A SIMPLE SOLID-ON-SOLID MODEL OF EPITAXIAL FILM GROWTH: SURFACE ROUGHNESS AND DYNAMICS

Abstract

The random deposition model must be enhanced to reflect the variety of surface roughness due to some material characteristics of the film growing by vacuum deposition or sputtering. The essence of the computer simulation in this case is to account for possible surface migration of atoms just after the deposition, in connection with the binding energy between atoms (as the mechanism provoking the diffusion) and/or diffusion energy barrier. The interplay of these two factors leads to different morphologies of the growing surfaces, from flat and smooth ones to rough and spiky ones. In this paper, we extended our earlier calculation by applying an extra diffusion barrier at the edges of terrace-like structures, known as the Ehrlich–Schwoebel barrier. It is experimentally observed that atoms avoid descending when the terrace edge is approached, and these barriers mimic this tendency.

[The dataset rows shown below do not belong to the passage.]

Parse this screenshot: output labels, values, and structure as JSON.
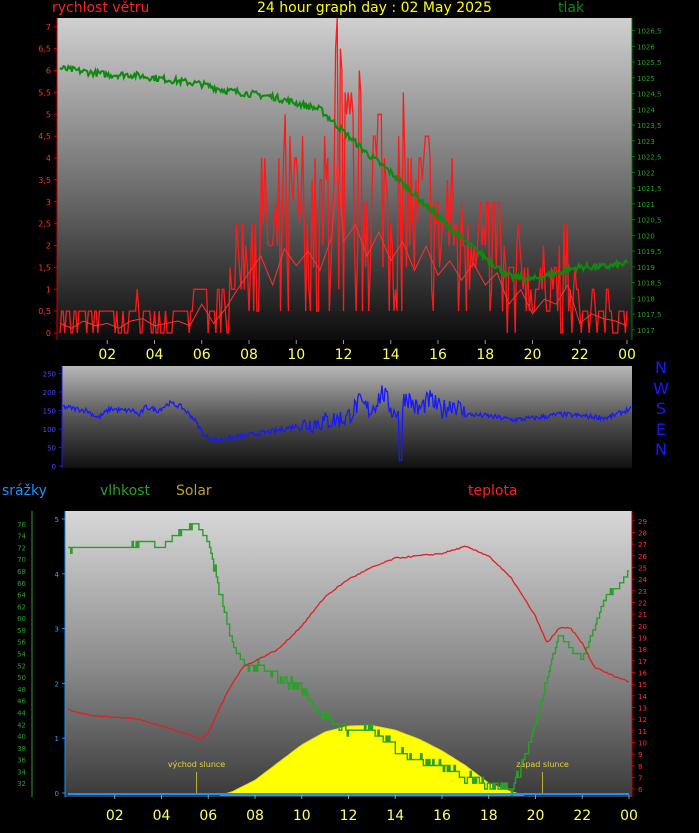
{
  "header": {
    "wind_label": "rychlost větru",
    "title": "24 hour graph day : 02 May 2025",
    "pressure_label": "tlak"
  },
  "direction_legend": [
    "N",
    "W",
    "S",
    "E",
    "N"
  ],
  "bottom_labels": {
    "rain": "srážky",
    "humidity": "vlhkost",
    "solar": "Solar",
    "temperature": "teplota"
  },
  "colors": {
    "wind": "#ff1a1a",
    "pressure": "#0e8a0e",
    "direction": "#1818ff",
    "humidity": "#2aa02a",
    "solar": "#ffff00",
    "temperature": "#e02020",
    "rain": "#1e90ff",
    "title": "#ffff00",
    "axis_text": "#ffff66"
  },
  "chart_data": [
    {
      "type": "line",
      "name": "wind_pressure",
      "x_ticks": [
        "02",
        "04",
        "06",
        "08",
        "10",
        "12",
        "14",
        "16",
        "18",
        "20",
        "22",
        "00"
      ],
      "y_left_ticks": [
        "0",
        "0,5",
        "1",
        "1,5",
        "2",
        "2,5",
        "3",
        "3,5",
        "4",
        "4,5",
        "5",
        "5,5",
        "6",
        "6,5",
        "7"
      ],
      "y_left_range": [
        0,
        7.2
      ],
      "y_right_ticks": [
        "1017",
        "1017,5",
        "1018",
        "1018,5",
        "1019",
        "1019,5",
        "1020",
        "1020,5",
        "1021",
        "1021,5",
        "1022",
        "1022,5",
        "1023",
        "1023,5",
        "1024",
        "1024,5",
        "1025",
        "1025,5",
        "1026",
        "1026,5"
      ],
      "y_right_range": [
        1016.9,
        1026.9
      ],
      "series": [
        {
          "axis": "left",
          "hours": [
            0,
            0.5,
            1,
            1.5,
            2,
            2.5,
            3,
            3.5,
            4,
            4.5,
            5,
            5.5,
            6,
            6.5,
            7,
            7.5,
            8,
            8.5,
            9,
            9.5,
            10,
            10.5,
            11,
            11.5,
            11.75,
            12,
            12.5,
            13,
            13.5,
            14,
            14.5,
            15,
            15.5,
            16,
            16.5,
            17,
            17.5,
            18,
            18.5,
            19,
            19.5,
            20,
            20.5,
            21,
            21.5,
            22,
            22.5,
            23,
            23.5,
            24
          ],
          "values": [
            0.4,
            0.2,
            0.5,
            0.3,
            0.4,
            0.2,
            0.5,
            0.6,
            0.3,
            0.4,
            0.5,
            0.3,
            1.2,
            0.4,
            1.0,
            1.8,
            2.5,
            3.2,
            2.0,
            3.5,
            2.8,
            3.4,
            2.6,
            4.0,
            7.2,
            3.8,
            4.5,
            3.2,
            4.2,
            3.0,
            3.8,
            2.6,
            3.6,
            2.4,
            3.0,
            2.2,
            2.9,
            2.0,
            2.5,
            1.2,
            1.8,
            0.8,
            1.4,
            1.2,
            2.0,
            0.4,
            0.8,
            0.6,
            0.5,
            0.3
          ]
        },
        {
          "axis": "right",
          "hours": [
            0,
            1,
            2,
            3,
            4,
            5,
            6,
            7,
            8,
            9,
            10,
            11,
            12,
            13,
            14,
            15,
            16,
            17,
            18,
            19,
            20,
            21,
            22,
            23,
            24
          ],
          "values": [
            1025.3,
            1025.2,
            1025.1,
            1025.1,
            1025.0,
            1024.9,
            1024.8,
            1024.6,
            1024.5,
            1024.4,
            1024.2,
            1024.0,
            1023.3,
            1022.6,
            1022.0,
            1021.3,
            1020.6,
            1019.9,
            1019.3,
            1018.7,
            1018.6,
            1018.8,
            1019.0,
            1019.0,
            1019.1
          ]
        }
      ]
    },
    {
      "type": "line",
      "name": "wind_direction",
      "y_ticks": [
        "0",
        "50",
        "100",
        "150",
        "200",
        "250"
      ],
      "y_range": [
        0,
        265
      ],
      "series": [
        {
          "hours": [
            0,
            1,
            1.5,
            2,
            2.5,
            3,
            3.2,
            3.5,
            4,
            4.5,
            5,
            5.5,
            6,
            6.5,
            7,
            8,
            9,
            10,
            11,
            12,
            12.5,
            13,
            13.5,
            14,
            14.5,
            15,
            15.5,
            16,
            16.5,
            17,
            18,
            19,
            20,
            21,
            22,
            23,
            24
          ],
          "values": [
            160,
            150,
            130,
            155,
            150,
            150,
            135,
            160,
            150,
            170,
            160,
            130,
            80,
            70,
            75,
            85,
            95,
            110,
            120,
            130,
            170,
            150,
            200,
            140,
            190,
            150,
            180,
            150,
            170,
            140,
            135,
            125,
            130,
            140,
            135,
            130,
            155
          ]
        }
      ]
    },
    {
      "type": "area",
      "name": "humidity_solar_temperature",
      "x_ticks": [
        "02",
        "04",
        "06",
        "08",
        "10",
        "12",
        "14",
        "16",
        "18",
        "20",
        "22",
        "00"
      ],
      "y_left_ticks": [
        "32",
        "34",
        "36",
        "38",
        "40",
        "42",
        "44",
        "46",
        "48",
        "50",
        "52",
        "54",
        "56",
        "58",
        "60",
        "62",
        "64",
        "66",
        "68",
        "70",
        "72",
        "74",
        "76"
      ],
      "y_left_range": [
        30,
        77.5
      ],
      "y_rain_ticks": [
        "0",
        "1",
        "2",
        "3",
        "4",
        "5"
      ],
      "y_rain_range": [
        0,
        5
      ],
      "y_right_ticks": [
        "6",
        "7",
        "8",
        "9",
        "10",
        "11",
        "12",
        "13",
        "14",
        "15",
        "16",
        "17",
        "18",
        "19",
        "20",
        "21",
        "22",
        "23",
        "24",
        "25",
        "26",
        "27",
        "28",
        "29"
      ],
      "y_right_range": [
        5.5,
        29.5
      ],
      "annotations": [
        {
          "hour": 5.5,
          "text": "východ slunce"
        },
        {
          "hour": 20.3,
          "text": "západ slunce"
        }
      ],
      "series": [
        {
          "axis": "left",
          "hours": [
            0,
            1,
            2,
            3,
            3.5,
            4,
            4.5,
            5,
            5.5,
            6,
            6.5,
            7,
            7.5,
            8,
            9,
            10,
            11,
            12,
            13,
            14,
            15,
            16,
            17,
            18,
            19,
            19.5,
            20,
            20.5,
            21,
            21.5,
            22,
            22.5,
            23,
            23.5,
            24
          ],
          "values": [
            71.5,
            72,
            72,
            72.5,
            73,
            72,
            74,
            75,
            76,
            73,
            64,
            56,
            52,
            52,
            50,
            48,
            43,
            41,
            41,
            38,
            36,
            35,
            33,
            32,
            31,
            36,
            42,
            50,
            57,
            55,
            53,
            58,
            64,
            65,
            68
          ]
        },
        {
          "axis": "left",
          "hours": [
            6.5,
            7,
            8,
            9,
            10,
            11,
            12,
            13,
            14,
            15,
            16,
            17,
            18,
            19,
            19.5
          ],
          "values": [
            30,
            30.5,
            32.5,
            35.5,
            38.5,
            40.7,
            41.7,
            41.8,
            41,
            39.5,
            37.5,
            35,
            32,
            30.5,
            30
          ]
        },
        {
          "axis": "right",
          "hours": [
            0,
            1,
            2,
            3,
            4,
            5,
            5.7,
            6,
            6.5,
            7,
            7.5,
            8,
            9,
            10,
            11,
            12,
            13,
            14,
            15,
            16,
            17,
            18,
            19,
            20,
            20.5,
            21,
            21.5,
            22,
            22.5,
            23,
            24
          ],
          "values": [
            12.8,
            12.3,
            12.2,
            12.0,
            11.4,
            10.8,
            10.3,
            10.8,
            13.0,
            15.0,
            16.5,
            17.0,
            18.0,
            20.0,
            22.5,
            24.0,
            25.0,
            25.8,
            26.0,
            26.2,
            26.8,
            26.0,
            24.0,
            20.8,
            18.5,
            19.8,
            19.8,
            18.5,
            16.5,
            16.0,
            15.2
          ]
        },
        {
          "axis": "rain",
          "hours": [
            0,
            24
          ],
          "values": [
            0,
            0
          ]
        }
      ]
    }
  ]
}
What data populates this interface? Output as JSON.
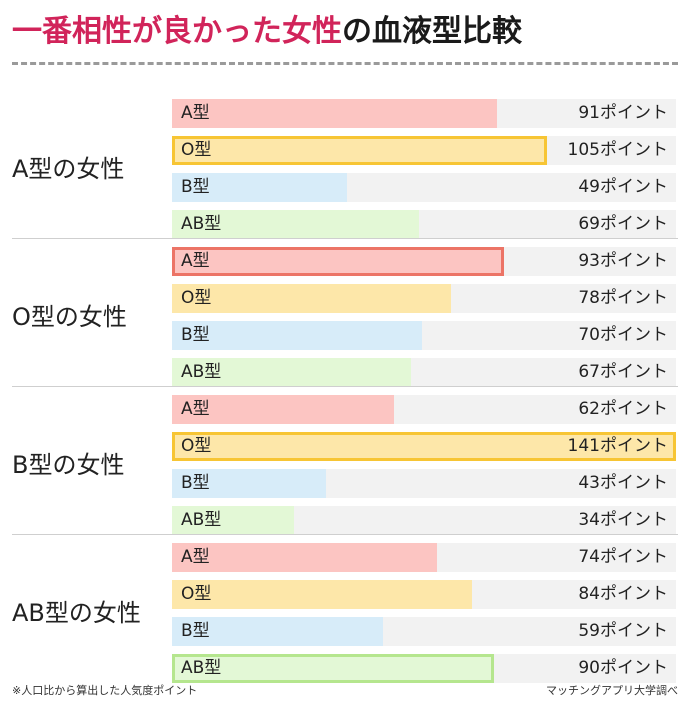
{
  "title": {
    "highlight": "一番相性が良かった女性",
    "rest": "の血液型比較"
  },
  "footnote": "※人口比から算出した人気度ポイント",
  "source": "マッチングアプリ大学調べ",
  "colors": {
    "A型": "#fcc5c2",
    "O型": "#fde7a9",
    "B型": "#d7ecf9",
    "AB型": "#e3f8d6",
    "highlight_title": "#d1245a",
    "best_border_A型": "#ec7466",
    "best_border_O型": "#f7c534",
    "best_border_AB型": "#b5e68e",
    "row_background": "#f2f2f2"
  },
  "chart_data": {
    "type": "bar",
    "orientation": "horizontal",
    "title": "一番相性が良かった女性の血液型比較",
    "xlim": [
      0,
      141
    ],
    "unit": "ポイント",
    "groups": [
      {
        "label": "A型の女性",
        "bars": [
          {
            "name": "A型",
            "value": 91,
            "display": "91ポイント",
            "best": false
          },
          {
            "name": "O型",
            "value": 105,
            "display": "105ポイント",
            "best": true
          },
          {
            "name": "B型",
            "value": 49,
            "display": "49ポイント",
            "best": false
          },
          {
            "name": "AB型",
            "value": 69,
            "display": "69ポイント",
            "best": false
          }
        ]
      },
      {
        "label": "O型の女性",
        "bars": [
          {
            "name": "A型",
            "value": 93,
            "display": "93ポイント",
            "best": true
          },
          {
            "name": "O型",
            "value": 78,
            "display": "78ポイント",
            "best": false
          },
          {
            "name": "B型",
            "value": 70,
            "display": "70ポイント",
            "best": false
          },
          {
            "name": "AB型",
            "value": 67,
            "display": "67ポイント",
            "best": false
          }
        ]
      },
      {
        "label": "B型の女性",
        "bars": [
          {
            "name": "A型",
            "value": 62,
            "display": "62ポイント",
            "best": false
          },
          {
            "name": "O型",
            "value": 141,
            "display": "141ポイント",
            "best": true
          },
          {
            "name": "B型",
            "value": 43,
            "display": "43ポイント",
            "best": false
          },
          {
            "name": "AB型",
            "value": 34,
            "display": "34ポイント",
            "best": false
          }
        ]
      },
      {
        "label": "AB型の女性",
        "bars": [
          {
            "name": "A型",
            "value": 74,
            "display": "74ポイント",
            "best": false
          },
          {
            "name": "O型",
            "value": 84,
            "display": "84ポイント",
            "best": false
          },
          {
            "name": "B型",
            "value": 59,
            "display": "59ポイント",
            "best": false
          },
          {
            "name": "AB型",
            "value": 90,
            "display": "90ポイント",
            "best": true
          }
        ]
      }
    ]
  }
}
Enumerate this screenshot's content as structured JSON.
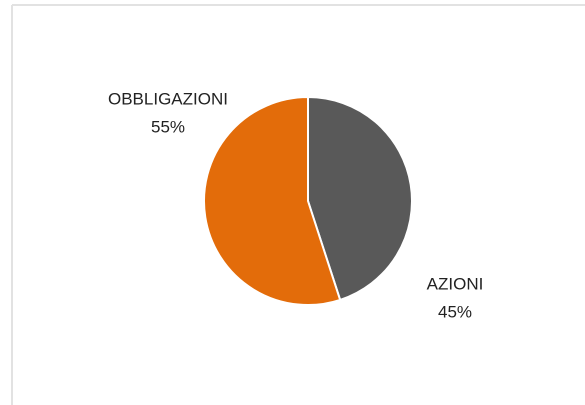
{
  "chart_data": {
    "type": "pie",
    "categories": [
      "AZIONI",
      "OBBLIGAZIONI"
    ],
    "values": [
      45,
      55
    ],
    "value_labels": [
      "45%",
      "55%"
    ],
    "colors": [
      "#595959",
      "#e36c0a"
    ]
  }
}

Results of our Monte Carlo computer simulations are discussed in terms of surface roughness, and compared with other model calculations and some experiments from literature. The power law of the surface roughness σ against film thickness t was confirmed. The nonzero minimum value of the growth exponent β near 0.2 was obtained which is due to the limited range of the surface diffusion and the Ehrlich–Schwoebel barrier. Observations for different diffusion ranges are also discussed. The results are also confirimed with some deterministic growth models.